This book starts with a bang. He is challenging the attitudes and actions of the founding fathers in the introduction and doesn't slow down after that. The book covers history, politics, judicial rulings, and long-term effects of each major step in our nation's path. The author offers a framework for looking at slavery and then uses that framework to show the wrong choices and bad values that kept slavery, segregation, and the view that blacks were an inferior race alive for so long in the United States.
He challenges a lot of what I learned in school and backs it up pretty well. He argues a few things that I am still not convinced about but that doesn't detract from the truth of the book.
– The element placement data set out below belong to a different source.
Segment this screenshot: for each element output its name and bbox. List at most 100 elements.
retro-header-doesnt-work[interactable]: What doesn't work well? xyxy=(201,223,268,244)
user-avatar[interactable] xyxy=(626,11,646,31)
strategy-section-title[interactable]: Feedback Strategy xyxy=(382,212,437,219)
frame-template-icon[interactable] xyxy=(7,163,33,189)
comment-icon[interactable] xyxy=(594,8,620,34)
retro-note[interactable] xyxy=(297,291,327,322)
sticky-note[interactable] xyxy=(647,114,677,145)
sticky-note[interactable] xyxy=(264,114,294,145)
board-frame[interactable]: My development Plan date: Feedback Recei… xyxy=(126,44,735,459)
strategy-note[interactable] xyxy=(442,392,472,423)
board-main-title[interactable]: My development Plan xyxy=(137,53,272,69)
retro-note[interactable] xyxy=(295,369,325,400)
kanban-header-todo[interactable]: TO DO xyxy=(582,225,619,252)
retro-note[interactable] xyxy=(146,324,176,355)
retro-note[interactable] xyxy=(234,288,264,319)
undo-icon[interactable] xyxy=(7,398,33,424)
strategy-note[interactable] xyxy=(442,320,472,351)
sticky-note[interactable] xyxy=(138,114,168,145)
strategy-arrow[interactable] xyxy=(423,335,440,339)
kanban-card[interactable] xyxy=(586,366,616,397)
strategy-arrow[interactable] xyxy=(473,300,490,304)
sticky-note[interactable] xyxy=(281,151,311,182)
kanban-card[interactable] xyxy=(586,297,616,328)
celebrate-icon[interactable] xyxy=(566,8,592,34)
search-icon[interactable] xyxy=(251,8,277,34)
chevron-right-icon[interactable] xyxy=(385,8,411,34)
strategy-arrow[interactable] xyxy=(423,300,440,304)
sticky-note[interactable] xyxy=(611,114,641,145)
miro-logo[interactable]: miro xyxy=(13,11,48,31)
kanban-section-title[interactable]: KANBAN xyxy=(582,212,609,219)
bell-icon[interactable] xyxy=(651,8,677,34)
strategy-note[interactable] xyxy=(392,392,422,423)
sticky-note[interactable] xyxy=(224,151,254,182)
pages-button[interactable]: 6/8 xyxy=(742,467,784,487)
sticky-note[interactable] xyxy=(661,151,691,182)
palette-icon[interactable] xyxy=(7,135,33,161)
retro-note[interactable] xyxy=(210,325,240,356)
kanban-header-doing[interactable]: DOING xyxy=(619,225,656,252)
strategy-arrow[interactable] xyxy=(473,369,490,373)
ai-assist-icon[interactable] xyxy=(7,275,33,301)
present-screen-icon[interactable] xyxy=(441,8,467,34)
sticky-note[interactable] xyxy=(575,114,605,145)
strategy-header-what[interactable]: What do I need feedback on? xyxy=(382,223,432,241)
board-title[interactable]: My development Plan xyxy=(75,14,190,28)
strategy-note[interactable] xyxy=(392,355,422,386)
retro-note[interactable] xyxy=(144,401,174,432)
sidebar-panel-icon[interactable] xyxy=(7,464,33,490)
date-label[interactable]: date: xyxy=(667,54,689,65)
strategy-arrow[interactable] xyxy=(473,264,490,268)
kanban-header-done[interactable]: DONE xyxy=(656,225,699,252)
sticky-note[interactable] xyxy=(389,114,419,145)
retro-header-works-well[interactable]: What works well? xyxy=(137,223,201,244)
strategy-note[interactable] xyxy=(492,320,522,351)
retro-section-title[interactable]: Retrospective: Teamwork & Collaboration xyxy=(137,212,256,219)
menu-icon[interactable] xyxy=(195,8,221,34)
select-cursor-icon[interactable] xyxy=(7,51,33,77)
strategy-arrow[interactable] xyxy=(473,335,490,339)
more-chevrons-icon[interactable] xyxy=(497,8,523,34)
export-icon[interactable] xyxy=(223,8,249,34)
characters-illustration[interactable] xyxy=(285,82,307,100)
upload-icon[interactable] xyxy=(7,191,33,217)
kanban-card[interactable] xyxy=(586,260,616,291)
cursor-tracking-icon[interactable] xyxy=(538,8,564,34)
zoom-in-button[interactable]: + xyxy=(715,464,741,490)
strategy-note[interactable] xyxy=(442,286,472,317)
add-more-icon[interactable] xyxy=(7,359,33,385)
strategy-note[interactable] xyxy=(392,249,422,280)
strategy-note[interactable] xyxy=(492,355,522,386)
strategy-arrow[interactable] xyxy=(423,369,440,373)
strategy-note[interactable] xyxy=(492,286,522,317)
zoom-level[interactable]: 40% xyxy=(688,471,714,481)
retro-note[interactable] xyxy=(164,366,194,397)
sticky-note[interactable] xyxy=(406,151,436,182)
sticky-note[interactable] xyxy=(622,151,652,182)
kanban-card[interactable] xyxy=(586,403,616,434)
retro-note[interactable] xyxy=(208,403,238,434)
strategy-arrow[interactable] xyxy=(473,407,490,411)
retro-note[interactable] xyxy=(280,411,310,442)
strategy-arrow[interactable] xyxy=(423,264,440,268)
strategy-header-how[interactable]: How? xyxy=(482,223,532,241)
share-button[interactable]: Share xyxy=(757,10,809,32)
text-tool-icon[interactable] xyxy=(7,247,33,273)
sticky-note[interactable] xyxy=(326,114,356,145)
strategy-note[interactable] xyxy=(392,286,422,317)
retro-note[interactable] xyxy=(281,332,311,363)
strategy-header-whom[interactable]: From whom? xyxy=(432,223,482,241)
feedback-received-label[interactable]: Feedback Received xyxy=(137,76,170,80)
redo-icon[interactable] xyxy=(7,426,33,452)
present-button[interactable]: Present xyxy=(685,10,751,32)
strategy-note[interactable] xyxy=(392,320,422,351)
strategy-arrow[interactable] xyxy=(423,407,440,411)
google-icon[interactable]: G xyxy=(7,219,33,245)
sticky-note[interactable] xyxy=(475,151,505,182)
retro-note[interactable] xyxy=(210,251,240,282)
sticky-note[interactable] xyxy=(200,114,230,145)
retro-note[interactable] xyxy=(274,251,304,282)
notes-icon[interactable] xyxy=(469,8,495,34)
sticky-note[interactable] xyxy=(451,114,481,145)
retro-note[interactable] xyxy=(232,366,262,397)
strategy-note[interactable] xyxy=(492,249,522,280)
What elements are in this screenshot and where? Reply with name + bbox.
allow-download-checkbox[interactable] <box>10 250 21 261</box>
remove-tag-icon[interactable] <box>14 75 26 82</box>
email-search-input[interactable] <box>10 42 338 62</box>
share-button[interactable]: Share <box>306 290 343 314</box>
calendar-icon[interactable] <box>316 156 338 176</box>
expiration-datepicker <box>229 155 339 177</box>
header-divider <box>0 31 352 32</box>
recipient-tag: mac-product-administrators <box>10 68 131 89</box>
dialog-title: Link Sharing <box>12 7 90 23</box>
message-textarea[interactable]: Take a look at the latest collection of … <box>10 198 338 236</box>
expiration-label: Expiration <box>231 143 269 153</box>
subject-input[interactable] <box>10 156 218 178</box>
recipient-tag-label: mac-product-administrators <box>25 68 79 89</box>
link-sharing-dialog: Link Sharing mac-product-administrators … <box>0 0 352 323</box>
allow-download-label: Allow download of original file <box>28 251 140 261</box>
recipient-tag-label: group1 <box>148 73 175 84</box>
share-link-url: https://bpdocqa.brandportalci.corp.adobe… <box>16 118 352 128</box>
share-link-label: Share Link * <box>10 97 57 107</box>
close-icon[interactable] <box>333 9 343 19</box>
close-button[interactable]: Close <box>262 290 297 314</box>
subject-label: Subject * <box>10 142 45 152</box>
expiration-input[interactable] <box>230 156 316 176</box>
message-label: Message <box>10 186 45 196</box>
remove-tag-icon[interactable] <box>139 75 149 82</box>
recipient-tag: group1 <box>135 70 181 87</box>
Even if I think the founding fathers had little choice if they were going to create a united country, his point is well made when it goes on for another 200 years and not only does the federal government allow the South to keep slavery/segregation, but then it starts to institutionalize it across the entire nation.
He teaches more than just racism and sees more concerns with our government's behavior than just race-related. But the arena of race is an excellent example of the issues and a subject worthy of more attention and effort.
I married a Northerner and the few times the War of Northern Agression has been raised he has pointed out that "we won that one", and if the point was to keep all the states in the union, then he's right. But if the point (as we were both taught in school) was to end slavery, then it is very obvious that the South won and really, in the end, everyone lost.
Sounds like an interesting book. Will have to check it out.